Symmetry-adapted order parameters and free energies for solids undergoing order-disorder phase transitions

Accurate thermodynamic descriptions are a key ingredient to kinetic theories that describe the mesoscale evolution of a solid undergoing ordering or decomposition reactions. We introduce a general approach to identify order parameters for order-disorder reactions and to calculate first-principles free-energy surfaces as a function of these order parameters. The symmetry of the disordered phase is used to formulate order parameters as linear combinations of sublattice compositions of a reference supercell. The order parameters can distinguish the disordered phase from the symmetrically equivalent variants of a particular ordered phase. A thermodynamic formalism is then developed to rigorously define a coarse-grained free energy as a function of order parameters.
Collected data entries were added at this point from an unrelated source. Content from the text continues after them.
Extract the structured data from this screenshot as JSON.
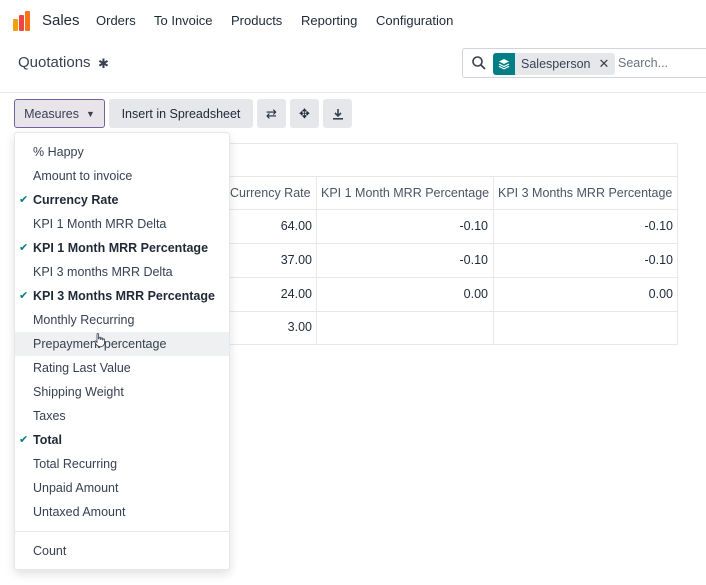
{
  "navbar": {
    "app_name": "Sales",
    "menus": [
      {
        "label": "Orders"
      },
      {
        "label": "To Invoice"
      },
      {
        "label": "Products"
      },
      {
        "label": "Reporting"
      },
      {
        "label": "Configuration"
      }
    ]
  },
  "control": {
    "title": "Quotations",
    "search": {
      "facet_label": "Salesperson",
      "placeholder": "Search..."
    }
  },
  "toolbar": {
    "measures_label": "Measures",
    "spreadsheet_label": "Insert in Spreadsheet"
  },
  "pivot": {
    "headers": [
      "Currency Rate",
      "KPI 1 Month MRR Percentage",
      "KPI 3 Months MRR Percentage"
    ],
    "rows": [
      [
        "64.00",
        "-0.10",
        "-0.10"
      ],
      [
        "37.00",
        "-0.10",
        "-0.10"
      ],
      [
        "24.00",
        "0.00",
        "0.00"
      ],
      [
        "3.00",
        "",
        ""
      ]
    ]
  },
  "measures": {
    "items": [
      {
        "label": "% Happy",
        "checked": false
      },
      {
        "label": "Amount to invoice",
        "checked": false
      },
      {
        "label": "Currency Rate",
        "checked": true
      },
      {
        "label": "KPI 1 Month MRR Delta",
        "checked": false
      },
      {
        "label": "KPI 1 Month MRR Percentage",
        "checked": true
      },
      {
        "label": "KPI 3 months MRR Delta",
        "checked": false
      },
      {
        "label": "KPI 3 Months MRR Percentage",
        "checked": true
      },
      {
        "label": "Monthly Recurring",
        "checked": false
      },
      {
        "label": "Prepayment percentage",
        "checked": false
      },
      {
        "label": "Rating Last Value",
        "checked": false
      },
      {
        "label": "Shipping Weight",
        "checked": false
      },
      {
        "label": "Taxes",
        "checked": false
      },
      {
        "label": "Total",
        "checked": true
      },
      {
        "label": "Total Recurring",
        "checked": false
      },
      {
        "label": "Unpaid Amount",
        "checked": false
      },
      {
        "label": "Untaxed Amount",
        "checked": false
      }
    ],
    "count_label": "Count",
    "hovered_index": 8
  },
  "colors": {
    "accent": "#017e84",
    "brand": "#71639e"
  }
}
Bias potentials are added to the potential energy to enable sampling of the unstable regions within the order-parameter domain. Monte Carlo sampling in the biased ensemble is combined with free-energy integration to calculate high-temperature free energies. We illustrate the approach by analyzing the free energies of order-disorder transitions on a two-dimensional triangular lattice and in the technologically important Ni-Al alloy.

Figure 1

Schematic picture showing the function mapping an arbitrary configuration ($\vec{\sigma }$) to a value of the order parameters ($\vec{\eta }$).

Figure 2

Conventional cell of bcc showing two sublattices.

Figure 3

Schematic of the space spanned by the sublattice compositions of Fig. 2. The figure shows the four orderings commensurate with this supercell, as well as the reorientation of the space defined by Eqs. (2) and (3).

Figure 4

Sublattices in the conventional fcc crystal structure, labeled 1–4.

Figure 5

Crystal structure of the $L{1}_2$ ($A_{3}B$) ordering on the fcc crystal structure. This ordering has four symmetrically equivalent translational variants.

Figure 6

Schematic of the domain of ${\eta }_1,{\eta }_2,$ and ${\eta }_3$ values spanned by real configurations at a composition of ${\eta }_0$ = 0.25. Perfect $L{1}_2$-type orderings are formed at the corners of the tetrahedron. The disordered phase with the same composition is mapped onto the origin of this domain.

Figure 7

Variants of the $(2\times 1)$ ordering on the triangular lattice. The primitive cell required to describe each ordering is highlighted in blue, while the decoration of each variant in the mutually commensurate cell is highlighted in orange.

Figure 8

Reference cell that can accommodate all the translational and orientational variants of the $2\times 1$ ordering on the triangular lattice. The cell contains four sublattices that are labeled as shown in the figure.

Figure 9

Schematic of the ${\eta }_1,{\eta }_2,{\eta }_3$ domain for the triangular lattice at a composition (${\eta }_0$) of 0.5. Each row ordering is formed at the corners of the octahedron. The disordered phase is mapped onto the origin.

Figure 10

Phase diagram and free energies for a model Hamiltonian on the triangular lattice with $\frac{J_{NN}}{J_{NNN}}=10$. The temperature and free energies are scaled based on the nearest-neighbor interaction. Free energies are mirrored across ${\eta }_1=0$ due to the symmetry of the domain.

Figure 11

Ni-rich part of the phase diagram for the Ni-Al binary alloy calculated from Monte Carlo simulations on a cluster expansion Hamiltonian parameterized from first principles [2].

Figure 12

Free-energy surfaces and sections calculated from biased Monte Carlo sampling on a cluster expansion Hamiltonian parameterized from first-principles calculations. The ensemble averages were calculated at 600 K. (a) Free energy as a function of aluminum composition and the lower-dimensional order $\mathrm{parameter}(\xi$) calculated from Monte Carlo at 600 K. The minimum free-energy path of Eq. (36) is outlined as a black dashed line. The points on the common tangent across composition are shown in gray. The extreme sections corresponding to the disordered (purple) and the ordered (orange) phases are also highlighted. (b) Free energy as a function of composition, minimized along the order parameter as defined by Eq. (36). The integrated data from Monte Carlo calculations is shown in light gray, with the green spline drawn on top as a guide to the eye. The common tangent is shown as the dashed gray line. (c) Sections of the free-energy surface for a disordered (purple) and ordered (orange) phase. The integrated free energies from Monte Carlo are shown as the lighter colored points, with the spline fits drawn as a guide to the eye.